A provider is any individual or organisation that delivers healthcare services. The term covers a wide range: physicians, nurse practitioners, physician assistants, therapists, hospitals, clinics, laboratories, pharmacies, and home health agencies.

In healthcare terminology, “provider” is deliberately broad. It’s the counterpart to “payer” — providers deliver care, payers pay for it.

You’ll hear this when…

“Provider” appears in nearly every healthcare conversation. “Check with your provider” means consult your doctor or care team. “Provider network” refers to the group of providers contracted with a specific insurance plan. “In-network provider” means the provider has a negotiated rate with the insurer; “out-of-network” means they don’t, and the patient will likely pay more.

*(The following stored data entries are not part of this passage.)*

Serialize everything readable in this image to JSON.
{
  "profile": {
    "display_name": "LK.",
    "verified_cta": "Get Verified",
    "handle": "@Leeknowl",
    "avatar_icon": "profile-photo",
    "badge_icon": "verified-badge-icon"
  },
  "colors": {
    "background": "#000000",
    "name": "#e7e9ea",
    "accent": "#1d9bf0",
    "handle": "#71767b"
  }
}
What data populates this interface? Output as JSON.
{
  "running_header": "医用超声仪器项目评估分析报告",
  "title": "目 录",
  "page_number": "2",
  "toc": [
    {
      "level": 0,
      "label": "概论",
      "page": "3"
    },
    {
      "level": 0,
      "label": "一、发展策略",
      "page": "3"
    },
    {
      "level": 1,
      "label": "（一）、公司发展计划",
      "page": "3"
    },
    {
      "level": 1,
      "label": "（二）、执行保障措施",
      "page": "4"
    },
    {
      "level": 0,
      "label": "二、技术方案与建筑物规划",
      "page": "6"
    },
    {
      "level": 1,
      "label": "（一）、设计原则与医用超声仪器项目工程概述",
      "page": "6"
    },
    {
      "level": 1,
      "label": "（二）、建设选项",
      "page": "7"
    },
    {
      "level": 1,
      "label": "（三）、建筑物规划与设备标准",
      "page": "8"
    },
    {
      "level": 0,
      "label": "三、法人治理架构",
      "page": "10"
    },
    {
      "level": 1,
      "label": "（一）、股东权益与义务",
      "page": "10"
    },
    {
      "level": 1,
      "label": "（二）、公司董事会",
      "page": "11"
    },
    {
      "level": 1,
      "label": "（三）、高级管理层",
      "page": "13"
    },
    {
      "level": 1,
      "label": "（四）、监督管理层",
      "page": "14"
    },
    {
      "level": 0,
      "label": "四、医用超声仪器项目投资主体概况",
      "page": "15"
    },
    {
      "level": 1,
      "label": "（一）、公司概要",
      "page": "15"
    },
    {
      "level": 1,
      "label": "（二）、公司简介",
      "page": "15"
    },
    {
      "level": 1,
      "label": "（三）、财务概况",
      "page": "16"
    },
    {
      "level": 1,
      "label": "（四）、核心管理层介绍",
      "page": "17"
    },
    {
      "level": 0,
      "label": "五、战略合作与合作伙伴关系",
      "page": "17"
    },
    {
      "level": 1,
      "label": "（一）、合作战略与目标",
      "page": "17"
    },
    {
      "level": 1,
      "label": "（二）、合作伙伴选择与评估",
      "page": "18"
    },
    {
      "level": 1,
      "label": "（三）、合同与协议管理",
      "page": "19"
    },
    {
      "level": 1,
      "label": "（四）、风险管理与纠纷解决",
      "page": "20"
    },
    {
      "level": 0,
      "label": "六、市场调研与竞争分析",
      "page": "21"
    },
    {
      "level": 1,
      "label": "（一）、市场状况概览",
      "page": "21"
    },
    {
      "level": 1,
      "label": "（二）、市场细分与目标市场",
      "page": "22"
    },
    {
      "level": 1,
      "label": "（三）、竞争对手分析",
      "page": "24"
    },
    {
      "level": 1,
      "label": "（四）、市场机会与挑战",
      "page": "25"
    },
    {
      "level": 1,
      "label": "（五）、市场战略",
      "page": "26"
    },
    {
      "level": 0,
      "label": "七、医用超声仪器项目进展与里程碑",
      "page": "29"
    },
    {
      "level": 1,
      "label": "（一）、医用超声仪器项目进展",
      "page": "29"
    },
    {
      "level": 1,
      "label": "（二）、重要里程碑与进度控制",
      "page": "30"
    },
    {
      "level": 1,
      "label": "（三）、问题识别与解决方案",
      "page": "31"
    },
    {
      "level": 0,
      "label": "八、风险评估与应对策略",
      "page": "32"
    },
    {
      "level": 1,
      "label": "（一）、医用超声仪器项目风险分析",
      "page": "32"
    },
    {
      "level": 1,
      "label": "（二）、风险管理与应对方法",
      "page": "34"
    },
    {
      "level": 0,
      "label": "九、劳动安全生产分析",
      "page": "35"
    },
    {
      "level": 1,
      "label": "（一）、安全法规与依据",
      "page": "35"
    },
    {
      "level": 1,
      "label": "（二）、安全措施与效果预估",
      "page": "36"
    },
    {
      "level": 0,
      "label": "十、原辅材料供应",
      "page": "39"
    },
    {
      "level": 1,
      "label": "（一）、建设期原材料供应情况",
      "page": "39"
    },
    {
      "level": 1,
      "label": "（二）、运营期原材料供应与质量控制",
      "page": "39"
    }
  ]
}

In health-tech, “provider-facing” describes software designed for clinical staff (as opposed to “payer-facing” or “patient-facing”). Provider directories — searchable databases of in-network doctors and facilities — are a standard feature of health plan websites.

Individual vs. institutional

An individual provider is a person (a doctor, a nurse practitioner). An institutional provider is an organisation (a hospital, a skilled nursing facility). Both bill payers, but through different mechanisms. Individual providers are typically identified by their National Provider Identifier (NPI) — a 10-digit number used across the US healthcare system.